In the highly competitive market of media streaming, it pays to know what customers want — sometimes before they even know they want it.

There’s a balance companies must strike, however, between flying blind and outright spying. Reliance on big data has enabled Netflix’s runaway success; it also has cost YouTube record amounts in legal damages.

Another online media giant is upping its ability to gather user data for the purpose of improving recommendations. Spotify’s 320 million-plus listeners may soon have the company listening back, if its new U.S. patent is implemented.

“Identification of taste attributes from an audio signal,” filed in 2018 and granted to the Swedish audio streaming platform on Jan. 12, describes the use of speech recognition to help identify a user’s music preferences.

The technology is aimed at minimizing the need for users to teach Spotify about their music tastes. The patent cited the “tedious” process of having a customer specify artists, genres, and shows they like to refine Spotify’s recommendation algorithm.
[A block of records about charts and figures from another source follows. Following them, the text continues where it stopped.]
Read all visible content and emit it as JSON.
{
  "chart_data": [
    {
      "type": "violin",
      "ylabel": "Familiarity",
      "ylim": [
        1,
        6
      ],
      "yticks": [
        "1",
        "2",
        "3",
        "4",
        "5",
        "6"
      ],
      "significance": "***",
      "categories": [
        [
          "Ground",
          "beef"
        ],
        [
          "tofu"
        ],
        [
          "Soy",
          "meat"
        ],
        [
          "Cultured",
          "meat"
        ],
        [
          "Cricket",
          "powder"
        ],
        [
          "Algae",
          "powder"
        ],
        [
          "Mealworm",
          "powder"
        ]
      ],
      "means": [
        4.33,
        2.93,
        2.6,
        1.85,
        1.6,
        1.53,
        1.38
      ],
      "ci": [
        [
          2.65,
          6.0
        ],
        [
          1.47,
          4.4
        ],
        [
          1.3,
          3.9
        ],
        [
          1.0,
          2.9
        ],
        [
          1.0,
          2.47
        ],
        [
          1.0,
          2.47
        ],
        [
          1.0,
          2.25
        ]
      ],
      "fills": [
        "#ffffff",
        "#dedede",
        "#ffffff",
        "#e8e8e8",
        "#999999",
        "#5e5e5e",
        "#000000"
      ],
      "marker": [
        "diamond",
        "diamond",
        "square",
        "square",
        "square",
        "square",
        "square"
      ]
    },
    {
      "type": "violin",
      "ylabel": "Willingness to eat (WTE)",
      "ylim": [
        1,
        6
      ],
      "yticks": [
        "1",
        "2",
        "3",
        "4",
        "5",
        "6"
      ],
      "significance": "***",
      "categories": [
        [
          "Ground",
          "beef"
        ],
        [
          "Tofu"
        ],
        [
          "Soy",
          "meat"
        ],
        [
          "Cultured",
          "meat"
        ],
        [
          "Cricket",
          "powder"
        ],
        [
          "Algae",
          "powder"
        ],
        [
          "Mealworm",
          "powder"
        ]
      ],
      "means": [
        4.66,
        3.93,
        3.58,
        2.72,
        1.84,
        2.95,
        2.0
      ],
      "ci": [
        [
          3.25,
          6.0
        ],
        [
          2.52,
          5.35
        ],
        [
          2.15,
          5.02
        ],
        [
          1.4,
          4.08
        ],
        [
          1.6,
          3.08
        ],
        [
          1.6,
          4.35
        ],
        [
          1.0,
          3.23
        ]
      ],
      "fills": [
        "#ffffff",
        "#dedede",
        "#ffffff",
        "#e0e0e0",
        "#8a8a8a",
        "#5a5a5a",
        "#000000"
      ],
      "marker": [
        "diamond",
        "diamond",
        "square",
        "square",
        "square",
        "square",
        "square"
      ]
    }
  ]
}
By automatically processing a user’s speech along with noise from their environment, Spotify can serve personalized recommendations that take into account their gender, age, location, and even emotional state.

Asked about the patent and its potential implementation, Spotify told Pitchfork they currently “don’t have any news to share” about the technology.

Facebook took a similarly guarded stance when reports emerged on its patent application for similar listening technology. The company said it would never implement the invention, and only filed for it “to prevent aggression from other companies.”

But this does not mean the type of technology patented by Facebook or Spotify is not already seeing widespread use. Smart speakers, like Google’s Nest or Amazon’s Alexa, are popular and somewhat notorious for their functionality. A patent filing by Amazon, describes a way for Alexa to listen in at all times, without requiring user activation.

Amazon’s approach to privacy continues to earn it criticism, though this has done little to slow the company’s monumental growth. Unfortunately, this could signal that Spotify has both much to gain and less to lose from being more aggressive with its data collection. This may be the way to go for tech companies at large, as long as users consent to being monitored.